What we don't protect against

• A compromised browser. If your browser has malware extensions, or has been replaced with a tampered build, our JavaScript runs inside that compromised environment. There is no architecture-level mitigation we can offer; the browser is the trust boundary.
• A compromised operating system. Same logic. If the OS is keylogged or screen-recorded, we can't do anything about it.
• Screen-recording on your device. If software on your device is taking screenshots, the rendered email body in the converter preview is visible to that software. The mitigation is on your end (close other apps, run on a clean machine).

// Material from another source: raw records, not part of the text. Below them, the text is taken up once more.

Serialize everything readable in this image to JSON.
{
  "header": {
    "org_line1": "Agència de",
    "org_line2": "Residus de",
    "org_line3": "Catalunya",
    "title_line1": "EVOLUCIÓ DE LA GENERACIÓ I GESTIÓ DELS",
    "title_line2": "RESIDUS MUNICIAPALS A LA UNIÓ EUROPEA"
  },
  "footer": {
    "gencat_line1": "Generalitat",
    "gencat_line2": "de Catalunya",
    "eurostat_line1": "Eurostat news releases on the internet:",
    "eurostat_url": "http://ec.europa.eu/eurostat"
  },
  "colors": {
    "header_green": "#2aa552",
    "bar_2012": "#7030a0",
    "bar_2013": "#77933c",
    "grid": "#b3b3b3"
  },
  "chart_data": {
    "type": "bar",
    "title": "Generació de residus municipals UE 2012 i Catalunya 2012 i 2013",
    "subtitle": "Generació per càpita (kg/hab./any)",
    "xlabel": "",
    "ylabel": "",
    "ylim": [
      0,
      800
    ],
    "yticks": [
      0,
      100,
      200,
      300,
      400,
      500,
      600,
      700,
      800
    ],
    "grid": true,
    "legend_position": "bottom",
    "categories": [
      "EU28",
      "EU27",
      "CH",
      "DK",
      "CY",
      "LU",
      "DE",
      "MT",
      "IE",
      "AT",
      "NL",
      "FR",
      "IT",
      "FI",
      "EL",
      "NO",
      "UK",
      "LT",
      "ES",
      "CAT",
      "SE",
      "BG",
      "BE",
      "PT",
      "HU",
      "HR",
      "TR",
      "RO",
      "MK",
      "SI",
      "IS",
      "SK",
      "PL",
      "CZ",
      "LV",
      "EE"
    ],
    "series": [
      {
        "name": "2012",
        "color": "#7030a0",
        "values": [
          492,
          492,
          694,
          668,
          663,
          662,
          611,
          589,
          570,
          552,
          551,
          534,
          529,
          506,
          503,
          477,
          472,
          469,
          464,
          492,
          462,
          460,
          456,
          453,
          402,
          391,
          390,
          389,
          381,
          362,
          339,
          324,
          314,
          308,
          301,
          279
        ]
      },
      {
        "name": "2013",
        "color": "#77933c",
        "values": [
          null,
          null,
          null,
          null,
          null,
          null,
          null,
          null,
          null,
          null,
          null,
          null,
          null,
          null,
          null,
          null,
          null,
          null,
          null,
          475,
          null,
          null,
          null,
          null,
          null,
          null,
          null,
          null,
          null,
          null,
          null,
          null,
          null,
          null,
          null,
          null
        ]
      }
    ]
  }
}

• A third-party CDN compromise. Cloudflare Pages serves the site; cdn.jsdelivr.net serves the parsing and PDF libraries. If either CDN were compromised and modified to serve a malicious version of the JavaScript, your files would still not leave your device through the converter — the malicious script would have to upload them somewhere, and our CSP would block requests to any unknown origin. But a sophisticated attacker who could rewrite the CSP itself could open such a hole. We mitigate this with sub-resource integrity hashes on every CDN-loaded library: if the bytes don't match the published hash, the browser refuses to execute. Sub-resource integrity is documented on each library script tag.
• An attacker with physical access to your device. Out of scope. If they have the laptop, they have the email files anyway.

The architecture is the strongest privacy protection a web tool can offer. It is not a perfect protection, and we won't pretend it is. The threats it doesn't address are out of any web app's reach — they require a clean device and disciplined operational hygiene from you. We assume you bring those.